Comme elle était penchée derrière les buissons, ces dames ne la virent plus et Diane entendit que madame Laure disait à son amie : « Je croyais qu’elle viendrait vous faire sa révérence, mais elle s’est cachée pour s’en dispenser. La pauvre enfant est si mal élevée depuis qu’on m’a défendu de m’occuper d’elle ! Que voulez-vous, ma chère ? son père est faible, et gouverné par ce docteur Féron, qui est un ours baroque. Il a décrété que la petite devait ne recevoir aucune éducation. Aussi vous voyez le beau résultat !

— C’est dommage, dit l’autre dame ; elle est jolie et elle a l’air doux. Je la vois souvent autour de mon parterre, elle ne touche à rien et me salue poliment quand elle m’aperçoit. Si elle était un peu mieux arrangée, elle serait tout à fait bien.

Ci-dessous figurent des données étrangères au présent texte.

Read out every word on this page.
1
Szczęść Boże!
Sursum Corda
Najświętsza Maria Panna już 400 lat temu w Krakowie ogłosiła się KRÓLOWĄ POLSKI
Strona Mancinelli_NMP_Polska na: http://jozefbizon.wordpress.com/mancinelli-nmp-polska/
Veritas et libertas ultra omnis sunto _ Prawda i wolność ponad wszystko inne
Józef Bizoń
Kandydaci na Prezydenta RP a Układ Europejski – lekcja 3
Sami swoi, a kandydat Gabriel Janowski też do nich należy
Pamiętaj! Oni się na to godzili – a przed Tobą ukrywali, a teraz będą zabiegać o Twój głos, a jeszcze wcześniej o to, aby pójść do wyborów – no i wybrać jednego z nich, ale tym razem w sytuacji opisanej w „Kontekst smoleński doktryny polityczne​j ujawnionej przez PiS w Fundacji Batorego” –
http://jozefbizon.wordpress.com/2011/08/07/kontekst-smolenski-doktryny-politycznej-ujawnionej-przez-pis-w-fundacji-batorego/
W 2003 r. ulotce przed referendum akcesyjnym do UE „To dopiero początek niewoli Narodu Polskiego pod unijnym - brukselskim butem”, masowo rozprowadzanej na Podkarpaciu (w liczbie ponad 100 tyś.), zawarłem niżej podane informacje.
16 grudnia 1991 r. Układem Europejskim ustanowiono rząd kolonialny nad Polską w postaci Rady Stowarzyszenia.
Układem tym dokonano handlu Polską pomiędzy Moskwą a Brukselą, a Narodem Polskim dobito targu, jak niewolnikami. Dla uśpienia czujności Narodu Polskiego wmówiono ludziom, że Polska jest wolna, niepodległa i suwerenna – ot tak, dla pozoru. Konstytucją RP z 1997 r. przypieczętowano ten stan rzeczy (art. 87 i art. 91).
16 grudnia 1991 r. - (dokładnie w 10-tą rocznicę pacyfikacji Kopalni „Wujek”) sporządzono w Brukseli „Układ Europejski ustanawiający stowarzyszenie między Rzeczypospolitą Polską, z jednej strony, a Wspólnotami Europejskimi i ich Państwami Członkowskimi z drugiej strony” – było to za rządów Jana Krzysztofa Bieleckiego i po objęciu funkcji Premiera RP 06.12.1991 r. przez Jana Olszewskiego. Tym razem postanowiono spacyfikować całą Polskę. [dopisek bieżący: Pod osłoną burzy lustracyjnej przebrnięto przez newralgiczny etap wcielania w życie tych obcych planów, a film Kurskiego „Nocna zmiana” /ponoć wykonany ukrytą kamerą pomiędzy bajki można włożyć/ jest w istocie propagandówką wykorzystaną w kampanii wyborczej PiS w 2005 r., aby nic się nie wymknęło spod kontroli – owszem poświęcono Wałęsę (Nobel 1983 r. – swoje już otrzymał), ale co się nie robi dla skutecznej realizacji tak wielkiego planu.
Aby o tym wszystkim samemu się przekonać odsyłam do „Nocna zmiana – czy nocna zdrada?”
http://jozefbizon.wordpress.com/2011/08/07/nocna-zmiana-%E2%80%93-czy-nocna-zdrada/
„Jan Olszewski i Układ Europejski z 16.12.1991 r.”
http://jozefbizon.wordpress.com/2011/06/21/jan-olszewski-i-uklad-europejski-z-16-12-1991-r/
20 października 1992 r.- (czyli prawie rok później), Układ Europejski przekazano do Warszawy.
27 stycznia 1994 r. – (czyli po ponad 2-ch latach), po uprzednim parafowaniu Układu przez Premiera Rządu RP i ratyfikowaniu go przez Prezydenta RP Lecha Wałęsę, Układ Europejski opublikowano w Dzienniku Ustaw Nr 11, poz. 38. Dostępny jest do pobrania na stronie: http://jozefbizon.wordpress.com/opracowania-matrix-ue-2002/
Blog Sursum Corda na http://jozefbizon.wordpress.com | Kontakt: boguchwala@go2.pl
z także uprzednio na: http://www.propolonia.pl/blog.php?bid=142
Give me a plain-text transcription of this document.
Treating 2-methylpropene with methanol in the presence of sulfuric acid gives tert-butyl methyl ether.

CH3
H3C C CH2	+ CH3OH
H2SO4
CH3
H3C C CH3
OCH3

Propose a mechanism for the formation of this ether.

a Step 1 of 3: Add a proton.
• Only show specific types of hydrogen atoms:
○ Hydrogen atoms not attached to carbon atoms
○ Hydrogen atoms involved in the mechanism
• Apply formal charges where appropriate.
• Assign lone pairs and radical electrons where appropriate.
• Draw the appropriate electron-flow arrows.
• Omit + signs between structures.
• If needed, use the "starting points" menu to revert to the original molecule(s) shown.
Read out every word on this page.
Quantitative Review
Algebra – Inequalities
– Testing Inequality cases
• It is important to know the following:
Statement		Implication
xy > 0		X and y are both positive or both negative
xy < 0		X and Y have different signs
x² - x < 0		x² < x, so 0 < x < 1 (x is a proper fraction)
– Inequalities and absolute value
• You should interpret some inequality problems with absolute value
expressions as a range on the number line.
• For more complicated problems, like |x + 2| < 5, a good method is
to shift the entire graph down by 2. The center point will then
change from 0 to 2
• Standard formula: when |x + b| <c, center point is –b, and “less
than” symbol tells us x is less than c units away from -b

— Ah bien oui, arrangée ! Ma chère, figurez-vous que le vieux docteur a défendu qu’elle portât un corset ! Pas une baleine sur le corps ! Comment voulez-vous qu’elle ne devienne pas bossue ?

— Elle n’est pas bossue. Au contraire elle est bien faite ; mais on pourrait l’habiller sans la serrer et ne pas lui refuser un peu de garniture à ses jupes.

— Bah ! c’est elle qui n’en veut pas. Cette enfant-là déteste la toilette. Elle tient de sa mère, qui était une personne du commun et plus occupée de surveiller sa cuisine que d’avoir bon air et bon ton.

— Je l’ai connue, sa mère, reprit la voisine.